On 15/08/2013 13:29, R. David Murray wrote:
On Thu, 15 Aug 2013 11:22:14 +0200, Antoine Pitrou <solip...@pitrou.net> wrote:
On Thu, 15 Aug 2013 11:16:20 +0200
Victor Stinner <victor.stin...@gmail.com> wrote:
> 2013/8/15 Antoine Pitrou <solip...@pitrou.net>:
> > We don't have any substantial change in store for an eventual "Python
> > 4", so it's quite a remote hypothesis right now.
>
> I prefered the transition between Linux 2 and Linux 3 (no major
> change, just a "normal" release except the version), rather than the
> transition between KDE 3 and KDE 4 (in short, everything was broken,
> the desktop was not usable).
>
> I prefer to not start a list of things that we will make the
> transition from Python 3 to Python 4 harder. Can't we do small changes
> between each Python release, even between major versions?

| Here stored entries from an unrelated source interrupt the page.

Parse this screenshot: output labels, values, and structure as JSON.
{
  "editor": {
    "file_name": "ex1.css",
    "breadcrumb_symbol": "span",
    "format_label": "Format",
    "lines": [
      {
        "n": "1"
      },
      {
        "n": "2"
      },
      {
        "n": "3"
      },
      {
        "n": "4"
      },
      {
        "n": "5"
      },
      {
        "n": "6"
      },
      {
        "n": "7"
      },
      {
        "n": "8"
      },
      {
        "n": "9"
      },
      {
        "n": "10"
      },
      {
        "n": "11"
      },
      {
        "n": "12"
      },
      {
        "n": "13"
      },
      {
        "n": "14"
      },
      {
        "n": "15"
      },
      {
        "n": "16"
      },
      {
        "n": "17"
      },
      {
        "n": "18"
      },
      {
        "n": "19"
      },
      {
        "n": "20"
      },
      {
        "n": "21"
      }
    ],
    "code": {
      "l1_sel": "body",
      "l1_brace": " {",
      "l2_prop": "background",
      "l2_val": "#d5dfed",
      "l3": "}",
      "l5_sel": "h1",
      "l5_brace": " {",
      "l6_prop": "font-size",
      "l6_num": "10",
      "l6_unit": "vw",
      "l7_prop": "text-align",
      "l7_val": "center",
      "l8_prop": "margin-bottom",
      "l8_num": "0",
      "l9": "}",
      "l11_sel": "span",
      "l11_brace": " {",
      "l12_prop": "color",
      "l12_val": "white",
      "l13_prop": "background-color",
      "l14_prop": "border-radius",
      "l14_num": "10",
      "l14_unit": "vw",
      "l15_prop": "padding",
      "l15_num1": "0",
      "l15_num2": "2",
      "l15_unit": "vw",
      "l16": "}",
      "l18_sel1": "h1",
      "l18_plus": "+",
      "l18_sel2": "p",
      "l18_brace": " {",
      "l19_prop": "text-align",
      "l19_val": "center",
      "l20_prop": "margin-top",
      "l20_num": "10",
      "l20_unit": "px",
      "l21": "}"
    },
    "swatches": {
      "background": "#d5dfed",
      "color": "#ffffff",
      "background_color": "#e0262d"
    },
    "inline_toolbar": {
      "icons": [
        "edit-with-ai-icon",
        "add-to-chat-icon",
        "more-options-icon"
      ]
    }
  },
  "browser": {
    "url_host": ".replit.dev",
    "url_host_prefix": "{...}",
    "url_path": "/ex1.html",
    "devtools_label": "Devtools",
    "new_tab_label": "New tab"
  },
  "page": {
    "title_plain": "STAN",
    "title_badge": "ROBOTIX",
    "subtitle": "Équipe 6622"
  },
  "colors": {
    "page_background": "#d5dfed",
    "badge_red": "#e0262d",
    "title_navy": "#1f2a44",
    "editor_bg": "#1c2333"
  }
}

That's exactly what I'm saying.
But some changes cannot be made without breakage, e.g. the unicode
transition. Then it makes sense to bundle all breaking changes in a
single version change.
A number of us (I don't know how many) have clearly been thinking about
"Python 4" as the time when we remove cruft. This will not cause any
backward compatibility issues for anyone who has paid heed to the
deprecation warnings, but will for those who haven't. The question
then becomes, is it better to "bundle" these removals into the
Python 4 release, or do them incrementally?
If we are going to do them incrementally we should make that decision
soonish, so that we don't end up having a whole bunch happen at once
and defeat the (theoretical) purpose of doing them incrementally.
(I say theoretical because what is the purpose? To spread out the
breakage pain over multiple releases, so that every release breaks
something?)
Talking of cruft, would that include these methods of the Thread class?
getName()
setName()
isDaemon()
setDaemon()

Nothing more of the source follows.